如何将 Pyspark 数据帧标题设置为另一行? [英] How to Set Pyspark Dataframe Headers to another Row?
问题描述
我有一个如下所示的数据框:
I have a dataframe that looks like this:
# +----+------+---------+
# |col1| col2 | col3 |
# +----+------+---------+
# | id| name | val |
# | 1 | a01 | X |
# | 2 | a02 | Y |
# +---+-------+---------+
我需要从中创建一个新的数据框,使用 row[1] 作为新的列标题并忽略或删除 col1、col2 等行.新表应如下所示:
I need to create a new dataframe from it, using row[1] as the new column headers and ignoring or dropping the col1, col2, etc. row. The new table should look like this:
# +----+------+---------+
# | id | name | val |
# +----+------+---------+
# | 1 | a01 | X |
# | 2 | a02 | Y |
# +---+-------+---------+
列可以是可变的,所以我不能使用名称在新数据框中显式设置它们.这不是使用熊猫 df 的.
The columns can be variable, so I can't use the names to set them explicitly in the new dataframe. This is not using pandas df's.
推荐答案
假设col1中只有一行id
,val
Assuming that there is only one row with id
in col1, name
in col2 and val
in col3, you can use the following logic (commented for clarity and explanation)
#select the row with the header name
header = df.filter((df['col1'] == 'id') & (df['col2'] == 'name') & (df['col3'] == 'val'))
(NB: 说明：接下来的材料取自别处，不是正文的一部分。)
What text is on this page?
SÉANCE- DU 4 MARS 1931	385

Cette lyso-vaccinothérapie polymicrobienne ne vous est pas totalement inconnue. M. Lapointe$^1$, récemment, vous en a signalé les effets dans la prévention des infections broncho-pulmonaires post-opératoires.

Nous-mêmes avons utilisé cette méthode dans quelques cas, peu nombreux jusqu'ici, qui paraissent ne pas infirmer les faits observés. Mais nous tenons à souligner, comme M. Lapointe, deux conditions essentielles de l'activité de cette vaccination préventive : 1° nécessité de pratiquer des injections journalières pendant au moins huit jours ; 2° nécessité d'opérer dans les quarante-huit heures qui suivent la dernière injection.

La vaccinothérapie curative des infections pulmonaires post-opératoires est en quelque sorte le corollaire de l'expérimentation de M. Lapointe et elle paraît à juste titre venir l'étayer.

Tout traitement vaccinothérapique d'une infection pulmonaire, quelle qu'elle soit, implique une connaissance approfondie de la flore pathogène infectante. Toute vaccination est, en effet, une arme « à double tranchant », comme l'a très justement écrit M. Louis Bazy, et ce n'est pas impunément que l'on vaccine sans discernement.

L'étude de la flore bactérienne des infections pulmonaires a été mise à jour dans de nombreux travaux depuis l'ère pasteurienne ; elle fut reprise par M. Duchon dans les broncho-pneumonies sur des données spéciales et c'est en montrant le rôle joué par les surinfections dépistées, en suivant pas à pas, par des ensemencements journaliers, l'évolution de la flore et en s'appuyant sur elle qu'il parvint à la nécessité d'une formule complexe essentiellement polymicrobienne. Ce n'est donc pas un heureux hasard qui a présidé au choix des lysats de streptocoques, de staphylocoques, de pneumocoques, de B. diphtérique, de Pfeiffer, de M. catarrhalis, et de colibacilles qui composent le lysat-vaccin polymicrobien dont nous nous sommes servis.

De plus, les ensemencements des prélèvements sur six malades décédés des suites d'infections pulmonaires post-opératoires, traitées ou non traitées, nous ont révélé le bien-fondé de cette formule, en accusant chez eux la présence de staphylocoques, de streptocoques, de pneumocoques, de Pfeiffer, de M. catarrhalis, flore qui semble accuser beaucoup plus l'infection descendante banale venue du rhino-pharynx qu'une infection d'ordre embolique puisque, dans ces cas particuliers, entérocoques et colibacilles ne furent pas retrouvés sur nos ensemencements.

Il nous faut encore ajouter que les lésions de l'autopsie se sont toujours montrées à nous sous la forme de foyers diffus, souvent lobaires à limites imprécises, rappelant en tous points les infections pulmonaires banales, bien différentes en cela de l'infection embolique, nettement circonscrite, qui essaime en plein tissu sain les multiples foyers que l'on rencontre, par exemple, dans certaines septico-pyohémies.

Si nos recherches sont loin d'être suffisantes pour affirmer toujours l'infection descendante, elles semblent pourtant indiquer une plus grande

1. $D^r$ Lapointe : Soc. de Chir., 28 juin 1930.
#selecting the rest of the rows except the first one
restDF = df.subtract(header)
#converting the header row into Row
headerColumn = header.first()
#looping columns for renaming
for column in restDF.columns:
restDF = restDF.withColumnRenamed(column, headerColumn[column])
restDF.show(truncate=False)
这应该给你
+---+----+---+
|id |name|val|
+---+----+---+
|1 |a01 |X |
|2 |a02 |Y |
+---+----+---+
但最好的选择是在使用 sqlContext 从源读取 dataframe 时将标头选项设置为 true 读取它
But the best option would be read it with header option set to true while reading the dataframe using sqlContext from source
这篇关于如何将 Pyspark 数据帧标题设置为另一行?的文章就介绍到这了,希望我们推荐的答案对大家有所帮助,也希望大家多多支持IT屋!